Le grand exploit de Me Bouzrou et son mérite c’est d’avoir réussi à intégrer en 2007 le milieu très fermé des avocats pénalistes dominé traditionnellement par la bourgeoisie française.
on’a rien fait comme ses collègues, il déroge aux règles du parcours habituel dans le métier du Barreau. Plutôt que de devenir collaborateur dans un cabinet d’avocats qui a pignon sur rue, il s’installe à son propre compte, aussitôt son serment prêté en 2007, en mobilisant son épargne accumulée en faisant des petits jobs parallèlement à ses études de droit. « Je peux défendre tout le monde, et abandonner n’importe quel client », confie-t-il au Nouvel Obs. il le démontre en abandonnant Tariq Ramadan, poursuivi pour viols dès que son comité de soutien crie à l’islamophobie et dénonce un complot contre son client.

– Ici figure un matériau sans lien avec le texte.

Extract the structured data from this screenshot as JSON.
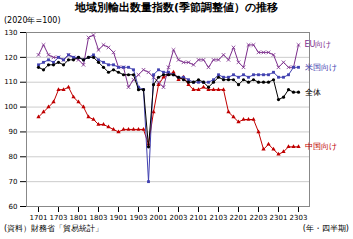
{
  "chart_data": {
    "type": "line",
    "title": "地域別輸出数量指数(季節調整値）の推移",
    "xlabel": "(年・四半期)",
    "ylabel": "(2020年=100)",
    "annotations": [
      "(資料）財務省「貿易統計」"
    ],
    "categories": [
      "1701",
      null,
      null,
      null,
      "1703",
      null,
      null,
      null,
      "1801",
      null,
      null,
      null,
      "1803",
      null,
      null,
      null,
      "1901",
      null,
      null,
      null,
      "1903",
      null,
      null,
      null,
      "2001",
      null,
      null,
      null,
      "2003",
      null,
      null,
      null,
      "2101",
      null,
      null,
      null,
      "2103",
      null,
      null,
      null,
      "2201",
      null,
      null,
      null,
      "2203",
      null,
      null,
      null,
      "2301",
      null,
      null,
      null,
      "2303"
    ],
    "series": [
      {
        "name": "中国向け",
        "color": "#C00000",
        "marker": "triangle",
        "values": [
          96,
          98,
          100,
          102,
          107,
          107,
          108,
          104,
          102,
          100,
          96,
          95,
          93,
          93,
          92,
          91,
          90,
          91,
          91,
          91,
          91,
          91,
          85,
          98,
          109,
          112,
          113,
          114,
          111,
          112,
          109,
          107,
          107,
          108,
          107,
          107,
          107,
          107,
          98,
          96,
          94,
          95,
          95,
          95,
          90,
          83,
          85,
          83,
          81,
          82,
          84,
          84,
          84
        ]
      },
      {
        "name": "EU向け",
        "color": "#7B2D8B",
        "marker": "x",
        "values": [
          121,
          125,
          121,
          120,
          120,
          119,
          121,
          120,
          119,
          117,
          128,
          129,
          123,
          125,
          124,
          122,
          116,
          116,
          108,
          111,
          113,
          115,
          114,
          112,
          110,
          108,
          116,
          123,
          119,
          118,
          118,
          117,
          119,
          119,
          116,
          119,
          119,
          121,
          119,
          124,
          118,
          116,
          125,
          125,
          122,
          122,
          122,
          121,
          116,
          118,
          116,
          116,
          125
        ]
      },
      {
        "name": "米国向け",
        "color": "#4040B0",
        "marker": "square",
        "values": [
          117,
          118,
          119,
          118,
          120,
          119,
          121,
          120,
          120,
          119,
          120,
          121,
          119,
          118,
          117,
          117,
          116,
          116,
          116,
          115,
          108,
          107,
          70,
          113,
          115,
          114,
          114,
          113,
          112,
          112,
          111,
          110,
          110,
          110,
          110,
          111,
          113,
          112,
          112,
          113,
          112,
          113,
          112,
          113,
          113,
          113,
          113,
          114,
          112,
          112,
          113,
          116,
          116
        ]
      },
      {
        "name": "全体",
        "color": "#000000",
        "marker": "circle",
        "values": [
          116,
          115,
          117,
          117,
          118,
          117,
          119,
          119,
          120,
          119,
          120,
          120,
          118,
          116,
          114,
          115,
          114,
          113,
          113,
          113,
          107,
          107,
          84,
          109,
          112,
          113,
          113,
          113,
          112,
          111,
          110,
          110,
          111,
          110,
          108,
          110,
          112,
          111,
          111,
          111,
          109,
          111,
          110,
          111,
          110,
          110,
          110,
          111,
          103,
          104,
          107,
          106,
          106
        ]
      }
    ],
    "ylim": [
      60,
      130
    ],
    "yticks": [
      60,
      70,
      80,
      90,
      100,
      110,
      120,
      130
    ],
    "grid": true
  }
}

Au même magazine, il explique les recettes de sa réussite :
« Ni relation fusionnelle ni calinothérapie. » Pas de familiarités avec les clients. Vouvoiement de rigueur. Ami, proche ou connaissance, il y a des honoraires à payer. Pas de copinage non plus avec les juges. «Mon boulot, c’est de faire des écritures ; les enjeux, c’est les qualifications retenues, et les plaidoiries devant les tribunaux.» Débit de mitraillette, regard sévère, ton clair et ferme, notre brillant pénaliste est d’un abord direct et fonceur, va droit au but sans craindre les provocations. « Intolérant à tout usage dévoyé de l’autorité», dit de lui le pénaliste Christian Saint-Palais, dont Yassine Bouzrou a été le stagiaire. Mais la réussite de ce fils d’immigrés marocains et les contradictions du système judiciaire qu’il dénonce et met au jour à l’occasion de ses plaidoiries dérange certains milieux médiatiques. C’est le cas de la chaîne LCI qui est allée jusqu’à céder à ses pulsions racistes et faire preuve d’un mépris de classe flagrant en mettant en avant ses origines sociales au lieu de parler de son ascension sociale remarquable en le présentant comme symbole de la réussite d’un enfant de l’immigration. Sur le plateau de cette chaîne, il est décrit le 20 février 2020 comme un mauvais élève affublé d’un bonnet d’âne, un avocat au parcours «assez atypique », «né d’une famille marocaine extrêmement modeste» et qui aurait « enchaîné les déboires scolaires ». Il aurait été «viré trois fois de suite jusqu’à rejoindre une école qui accepte bien de lui ouvrir ses portes.» Quelle est l’utilité d’aborder ces aspects de la vie de l’avocat si ce n’est pour tenter de lui nuire ? En effet, Yassine Bouzrou a connu un itinéraire scolaire assez compliqué, émaillé de conflits et d’exclusions : « Je ne me suis jamais laissé faire. », a-t-il il reconnu devant les médias. Ce qui ne l’a pas empêché de percer à force de persévérance tout en conservant son esprit de bagarreur jusque dans les prétoires.